NRCS is proposing that all CSP applicants address soil quality and water quality in order to enroll in Tier I or Tier II, and requires that participants address all of the Quality Criteria under these resource concerns before entering the program. There are two problems with this proposal: 1) It sets the entry point higher than the law, which says that relevant conservation standards must be met as a result of participation in the CSP, not as a condition for entry. While high environmental standards are very important, the rule as drafted could require producers to have up to two dozen different practices in place before being eligible for the program. 2) By requiring enrollees to address soil quality and water quality as resources of national concern, the program eliminates from consideration for Tier I or II those producers who are addressing or wish to address other resources of concern, such as air, plants and animals. Therefore, the only producers who would be rewarded for their efforts to protect wildlife habitat and biodiversity would be those willing to enroll in Tier III and address all resource concerns on their entire operation. This unfairly excludes good stewards of native wildlife and habitats. The final rule should allow farmers to achieve the minimum level of treatment as a result of their participation in the program, and should give producers enrolling at Tier I and Tier II the opportunity to choose to address two resources of concern from a suite of options (e.g., soil, water, air, plants, animals and energy).

Payment Rates Must Be Raised To Provide Real Incentives

The proposed rule adopts very low rates for base payments, cost share and enhancement payments. The proposed rule states that "NRCS assumes that producers would enroll in CSP if the program provided any positive net benefit to them (i.e. even as small as $1)" and the payment system seems to have been designed accordingly. This assumption is far from the meaningful incentives and financial rewards envisioned by the law, and goes beyond even the requirements for economy imposed by the once-capped program. The NRCS should redesign the payment program commensurate with the CSP’s status as an uncapped entitlement program:

  • The rule should establish cost-share rates on par with cost-share rates under other USDA conservation programs. Make cost-share rates for newly installed practices equivalent to the rates under EQIP. Set cost-share rates for the management and maintenance of existing conservation practices at the 75% maximum rate established in the CSP law.
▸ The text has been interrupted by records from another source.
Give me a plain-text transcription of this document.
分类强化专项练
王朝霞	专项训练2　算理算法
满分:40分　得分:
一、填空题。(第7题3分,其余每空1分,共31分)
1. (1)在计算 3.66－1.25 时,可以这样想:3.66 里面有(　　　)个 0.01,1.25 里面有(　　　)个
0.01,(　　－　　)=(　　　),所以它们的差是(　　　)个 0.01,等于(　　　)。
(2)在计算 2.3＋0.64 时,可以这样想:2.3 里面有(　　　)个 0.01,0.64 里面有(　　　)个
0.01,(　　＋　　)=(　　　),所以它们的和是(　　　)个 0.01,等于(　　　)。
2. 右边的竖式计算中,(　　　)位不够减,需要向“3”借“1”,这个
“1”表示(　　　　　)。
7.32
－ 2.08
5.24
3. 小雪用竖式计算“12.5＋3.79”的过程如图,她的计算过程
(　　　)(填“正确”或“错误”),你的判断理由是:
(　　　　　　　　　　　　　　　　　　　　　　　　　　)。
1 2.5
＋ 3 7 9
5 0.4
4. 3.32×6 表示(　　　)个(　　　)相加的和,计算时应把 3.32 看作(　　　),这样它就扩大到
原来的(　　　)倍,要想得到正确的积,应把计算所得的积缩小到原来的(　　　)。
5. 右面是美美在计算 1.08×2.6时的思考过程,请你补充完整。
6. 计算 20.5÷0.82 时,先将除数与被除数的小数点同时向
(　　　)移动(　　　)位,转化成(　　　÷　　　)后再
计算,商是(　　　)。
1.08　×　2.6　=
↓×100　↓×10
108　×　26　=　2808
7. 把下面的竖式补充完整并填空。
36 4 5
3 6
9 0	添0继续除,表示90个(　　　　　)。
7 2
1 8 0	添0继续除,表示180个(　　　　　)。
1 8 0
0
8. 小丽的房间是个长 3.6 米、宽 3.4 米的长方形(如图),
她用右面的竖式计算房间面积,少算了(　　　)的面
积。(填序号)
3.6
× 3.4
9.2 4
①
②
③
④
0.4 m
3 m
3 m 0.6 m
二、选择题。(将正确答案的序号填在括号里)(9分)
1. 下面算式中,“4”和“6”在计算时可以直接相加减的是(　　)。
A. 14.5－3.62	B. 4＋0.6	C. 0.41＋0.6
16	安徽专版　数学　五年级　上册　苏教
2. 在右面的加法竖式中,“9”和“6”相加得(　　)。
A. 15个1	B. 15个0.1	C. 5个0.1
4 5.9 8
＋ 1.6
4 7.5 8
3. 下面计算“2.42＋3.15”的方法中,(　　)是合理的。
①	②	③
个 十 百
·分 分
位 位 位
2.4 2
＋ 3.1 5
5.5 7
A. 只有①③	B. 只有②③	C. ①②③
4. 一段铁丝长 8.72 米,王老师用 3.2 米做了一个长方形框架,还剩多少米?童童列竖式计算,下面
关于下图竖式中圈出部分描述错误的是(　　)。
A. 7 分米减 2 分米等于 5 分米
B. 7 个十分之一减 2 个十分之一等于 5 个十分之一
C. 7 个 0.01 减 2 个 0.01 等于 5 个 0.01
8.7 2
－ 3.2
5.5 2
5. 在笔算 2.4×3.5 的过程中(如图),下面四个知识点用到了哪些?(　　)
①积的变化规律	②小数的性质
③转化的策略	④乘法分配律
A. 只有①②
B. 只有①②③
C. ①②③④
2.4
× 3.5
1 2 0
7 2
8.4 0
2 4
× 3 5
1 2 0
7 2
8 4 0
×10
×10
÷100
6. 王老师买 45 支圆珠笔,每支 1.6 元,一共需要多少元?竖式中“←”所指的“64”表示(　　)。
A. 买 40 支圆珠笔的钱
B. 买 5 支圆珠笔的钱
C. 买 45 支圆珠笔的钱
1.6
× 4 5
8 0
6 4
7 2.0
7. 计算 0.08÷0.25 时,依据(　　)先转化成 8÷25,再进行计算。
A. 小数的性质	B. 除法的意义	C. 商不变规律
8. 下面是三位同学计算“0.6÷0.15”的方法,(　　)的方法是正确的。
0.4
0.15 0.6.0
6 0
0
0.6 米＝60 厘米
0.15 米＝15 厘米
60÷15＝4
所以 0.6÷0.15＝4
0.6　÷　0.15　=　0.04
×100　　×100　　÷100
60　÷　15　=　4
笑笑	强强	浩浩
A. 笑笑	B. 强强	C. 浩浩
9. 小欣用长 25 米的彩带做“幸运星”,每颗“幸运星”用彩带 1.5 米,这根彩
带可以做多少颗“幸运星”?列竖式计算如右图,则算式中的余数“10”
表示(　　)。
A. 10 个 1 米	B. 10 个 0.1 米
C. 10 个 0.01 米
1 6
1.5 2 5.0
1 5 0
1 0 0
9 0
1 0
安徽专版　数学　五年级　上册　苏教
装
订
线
  • Set Base payments at the rates established in the CSP law without the 90% reduction.
  • Enhanced payments should reward the most environmentally beneficial systems and pay for results. Enhanced payments for on-farm research and demonstration projects and for on-farm monitoring and evaluation activities should allow the producer to recover costs. The enhanced payments for treating resource problems to a level beyond the NRCS standards, for addressing additional resource problems, and for collective action within a watershed should not be treated as cost-share but rather as real bonuses to reward exceptional performance.

Thank you for your attention to my comments on the Conservation Security Program. I hope the NRCS will quickly move forward to revise the rule to provide meaningful incentives to good stewards across the country.